Indoor skydiving at iFly.
Once a small farming community called Beaverdam and incorporated in 1893, this city just west of Portland houses its nearly 100,000 residents in suburban cul-de-sacs, sprawling former farmhouses, and new transit-stop condos. It’s also home to Nike’s sporty world headquarters and a good chunk of the Silicon Forest, with tech biggies like IBM and Tektronix. The MAX Red and Blue Lines ease commutes, but a car is handiest for exploring the Korean markets, sweets purveyors, and kiddie fun palaces of Beaverton and its outskirts.
Cheery Mo Cha Teahouse caters to icy cravings, from smoky-sweet bubble tea to giant plates of feathery Taiwanese snow ice topped with a rainbow of freshly-flavored fruit jellies. A few blocks away Mexican paleta emporium Ome Calli doles out handmade fruit pops, ice creams, and the fruit-spicy chamoyada—a chamoy and chile-salt sprinkled Slurpee on steroids.
In the metro area’s unofficial Koreatown, mandu and sundubu jjigae abound: try Nak Won, which wows with seafood pancakes, spicy octopus stir-fry, and all the banchan (snacky side dishes).
Meanwhile, strip mall stunner Yuzu traffics in some excellent Japanese pub food and sake—karaage (fried chicken) to yuzu-kissed black cod. Still hungry?
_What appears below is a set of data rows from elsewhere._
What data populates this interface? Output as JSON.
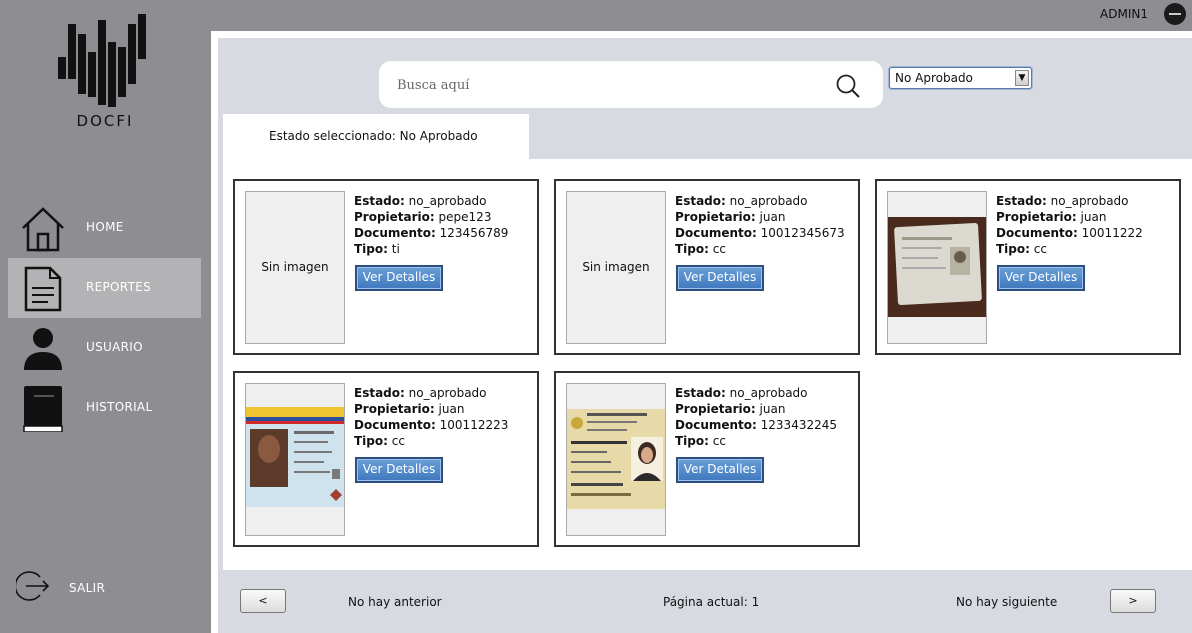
{
  "header": {
    "user_name": "ADMIN1",
    "user_toggle_icon": "minus-circle-icon"
  },
  "sidebar": {
    "logo_text": "DOCFI",
    "items": [
      {
        "label": "HOME",
        "icon": "home-icon"
      },
      {
        "label": "REPORTES",
        "icon": "document-icon",
        "active": true
      },
      {
        "label": "USUARIO",
        "icon": "user-icon"
      },
      {
        "label": "HISTORIAL",
        "icon": "book-icon"
      }
    ],
    "logout": {
      "label": "SALIR",
      "icon": "logout-icon"
    }
  },
  "search": {
    "placeholder": "Busca aquí",
    "value": ""
  },
  "filter": {
    "selected": "No Aprobado"
  },
  "tab": {
    "label": "Estado seleccionado: No Aprobado"
  },
  "labels": {
    "estado": "Estado:",
    "propietario": "Propietario:",
    "documento": "Documento:",
    "tipo": "Tipo:",
    "details_button": "Ver Detalles",
    "no_image": "Sin imagen"
  },
  "cards": [
    {
      "estado": "no_aprobado",
      "propietario": "pepe123",
      "documento": "123456789",
      "tipo": "ti",
      "has_image": false
    },
    {
      "estado": "no_aprobado",
      "propietario": "juan",
      "documento": "10012345673",
      "tipo": "cc",
      "has_image": false
    },
    {
      "estado": "no_aprobado",
      "propietario": "juan",
      "documento": "10011222",
      "tipo": "cc",
      "has_image": true
    },
    {
      "estado": "no_aprobado",
      "propietario": "juan",
      "documento": "100112223",
      "tipo": "cc",
      "has_image": true
    },
    {
      "estado": "no_aprobado",
      "propietario": "juan",
      "documento": "1233432245",
      "tipo": "cc",
      "has_image": true
    }
  ],
  "pagination": {
    "prev_label": "<",
    "next_label": ">",
    "prev_text": "No hay anterior",
    "current_text": "Página actual: 1",
    "next_text": "No hay siguiente"
  },
  "colors": {
    "sidebar_bg": "#8e8e92",
    "active_item": "#b3b3b6",
    "button_blue": "#3f78bd",
    "content_bg": "#d7dae0"
  }
}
House-made pupusas and tender mango and habanero chicken are on order at Gloria’s Secret. If there’s a cheerier restaurant in town than this lunch-focused pan-Latin American café, we haven’t found it.
Sweet-talk someone at the shoe company out of one of their coveted guest passes to the Nike Employee Store and feel like an instant local insider. The possible inspiration for the Onion story “Family Takes Rare Trip to the Good Mall,” Washington Square off of Highway 217 encompasses the state’s largest Nordstrom, an official Lego store, and the only Oregon location of Taiwanese dumpling phenomenon Din Tai Fung.
Once those dumplings are (well) digested, consider a stop at the local outpost of nationwide chain iFly for indoor skydiving. Other sporty spots to try? The Winterhawks Skating Center, indoor complexes PDX SportsCenter and the Tualatin Hills Athletic and Aquatic Centers. If it’s all too much, just nestle in with a good book at the main Beaverton City Library, where you can also check out a projector, a green-screen kit, or knitting needles from the Library of Things.